- Efforts to slow the spread of the coronavirus pandemic have made it easier for other diseases to spread.
- In places like the Congo, where vaccine rollout efforts were cut off due to the pandemic, diseases like measles can now spread unchecked.
- Vaccine rates are even falling in places like the United States, with some states reporting dramatically lowered immunizations.
The world has been focusing on the coronavirus pandemic for months now. It’s the first global pandemic any of us have dealt with, so it makes sense that virtually every public health agency and government is doing what it can to curb the spread. Unfortunately, it seems that the singular focus on COVID-19 is now allowing other diseases a chance to boom.
As the New York Times reports, countries where diseases like ebola are still a major problem have had to roll back their campaigns to combat those illnesses in order to focus their attention on the novel coronavirus. Decades of progress in combating vaccine-preventable diseases is now at risk of a dramatic reversal in places like Central Africa and parts of South America as well as the Middle East.
The Congo is a perfect example of how the coronavirus messed things up in a very short period of time. As the report states, the Congo was poised to roll out a massive vaccination campaign to combat measles, ebola, tuberculosis, and cholera. Two years ago, the country began readying a mass immunization program that was to kick off in early 2020.
Just as everything was seemingly coming together — with vaccines ready to save the lives of countless children — the coronavirus pandemic exploded. Health officials had a tough decision on their hands: Either allow the vaccination programs to continue, meaning large crowds gathering to receive vaccines, or call it off in order to prevent the coronavirus from quickly spreading from person-to-person in those same crowded areas.
Ultimately, the country made the tough decision to allow the immunization program to roll out, but only in regions where no confirmed coronavirus cases were present. At the same time, however, international flights that carried the vital vaccination supplies into the country were cut off due to the pandemic. The infrastructure to support the distribution of the vaccines broke down, preventing untold numbers of children from receiving the protective shots.

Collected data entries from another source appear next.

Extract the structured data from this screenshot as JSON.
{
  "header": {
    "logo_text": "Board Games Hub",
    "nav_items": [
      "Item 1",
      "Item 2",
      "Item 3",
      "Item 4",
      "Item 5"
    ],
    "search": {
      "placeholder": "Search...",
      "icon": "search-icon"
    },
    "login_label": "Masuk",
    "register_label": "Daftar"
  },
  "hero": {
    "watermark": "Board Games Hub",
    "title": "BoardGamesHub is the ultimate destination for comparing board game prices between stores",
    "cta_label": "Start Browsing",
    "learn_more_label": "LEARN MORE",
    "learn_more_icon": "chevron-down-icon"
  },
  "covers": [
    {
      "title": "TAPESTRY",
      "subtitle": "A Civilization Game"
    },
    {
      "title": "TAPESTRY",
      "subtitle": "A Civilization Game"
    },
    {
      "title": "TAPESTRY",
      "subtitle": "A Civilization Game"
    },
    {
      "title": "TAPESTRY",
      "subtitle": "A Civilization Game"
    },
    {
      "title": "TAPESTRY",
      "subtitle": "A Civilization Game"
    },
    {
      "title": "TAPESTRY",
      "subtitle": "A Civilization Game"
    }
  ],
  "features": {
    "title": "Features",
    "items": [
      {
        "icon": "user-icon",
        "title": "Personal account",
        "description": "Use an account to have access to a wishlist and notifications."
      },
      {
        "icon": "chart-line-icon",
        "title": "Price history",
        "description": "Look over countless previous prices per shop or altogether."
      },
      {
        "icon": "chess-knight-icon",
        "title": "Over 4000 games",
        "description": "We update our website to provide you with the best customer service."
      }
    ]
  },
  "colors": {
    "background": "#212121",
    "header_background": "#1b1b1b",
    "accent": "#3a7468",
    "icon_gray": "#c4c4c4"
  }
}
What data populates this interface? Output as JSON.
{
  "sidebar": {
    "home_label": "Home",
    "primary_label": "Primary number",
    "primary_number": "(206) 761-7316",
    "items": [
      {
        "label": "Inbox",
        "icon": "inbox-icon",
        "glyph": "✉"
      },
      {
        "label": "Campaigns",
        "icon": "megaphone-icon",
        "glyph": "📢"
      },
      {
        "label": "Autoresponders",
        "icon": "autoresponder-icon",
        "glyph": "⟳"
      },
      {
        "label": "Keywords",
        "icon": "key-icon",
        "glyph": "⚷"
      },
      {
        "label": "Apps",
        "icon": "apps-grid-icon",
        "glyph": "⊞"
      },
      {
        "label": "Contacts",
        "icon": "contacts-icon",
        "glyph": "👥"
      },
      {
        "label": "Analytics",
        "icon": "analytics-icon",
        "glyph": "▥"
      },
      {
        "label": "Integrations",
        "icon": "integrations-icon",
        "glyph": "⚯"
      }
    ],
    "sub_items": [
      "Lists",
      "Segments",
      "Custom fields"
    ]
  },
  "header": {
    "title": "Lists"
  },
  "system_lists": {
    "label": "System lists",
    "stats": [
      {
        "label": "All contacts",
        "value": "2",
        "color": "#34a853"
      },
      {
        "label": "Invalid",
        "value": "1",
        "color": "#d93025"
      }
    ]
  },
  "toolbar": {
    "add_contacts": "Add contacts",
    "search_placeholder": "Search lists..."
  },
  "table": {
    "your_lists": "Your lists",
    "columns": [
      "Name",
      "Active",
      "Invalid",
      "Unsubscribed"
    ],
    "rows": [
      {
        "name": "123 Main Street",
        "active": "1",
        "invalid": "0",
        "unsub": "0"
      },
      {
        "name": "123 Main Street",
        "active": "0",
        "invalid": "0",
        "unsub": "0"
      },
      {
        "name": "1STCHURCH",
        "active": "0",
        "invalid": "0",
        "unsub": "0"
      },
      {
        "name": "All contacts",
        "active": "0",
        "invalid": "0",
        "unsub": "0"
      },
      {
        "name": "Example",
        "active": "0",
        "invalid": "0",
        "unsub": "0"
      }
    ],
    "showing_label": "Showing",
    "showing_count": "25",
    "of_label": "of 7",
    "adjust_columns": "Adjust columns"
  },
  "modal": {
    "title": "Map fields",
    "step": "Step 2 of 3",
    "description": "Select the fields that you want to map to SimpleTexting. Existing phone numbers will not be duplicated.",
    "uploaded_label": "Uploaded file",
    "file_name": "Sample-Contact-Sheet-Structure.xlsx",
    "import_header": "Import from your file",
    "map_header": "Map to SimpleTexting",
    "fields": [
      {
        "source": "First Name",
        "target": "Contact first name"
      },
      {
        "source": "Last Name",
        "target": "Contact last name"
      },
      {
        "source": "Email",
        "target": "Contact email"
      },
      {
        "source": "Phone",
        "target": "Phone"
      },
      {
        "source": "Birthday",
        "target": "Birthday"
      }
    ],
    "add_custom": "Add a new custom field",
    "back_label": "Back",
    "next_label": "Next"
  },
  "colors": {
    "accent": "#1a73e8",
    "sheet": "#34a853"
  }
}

The problem is dire in these developing nations, but it’s also present in places like the United States. Vaccine rates have dropped significantly, as childbirth in the age of the coronavirus pandemic is now significantly more complicated for doctors, staff, and expecting mothers.
Despite the gradual loosening of restrictions in some US states, hospitals and clinics are still treating the pandemic as the major threat that it is. Most are still abiding by lockdown procedures, taking temperatures at the door, and issuing masks to anyone who walks in. These measures can help prevent hospitals from becoming pandemic hot spots, but the lower rate of vaccinations will continue to be a problem in the future.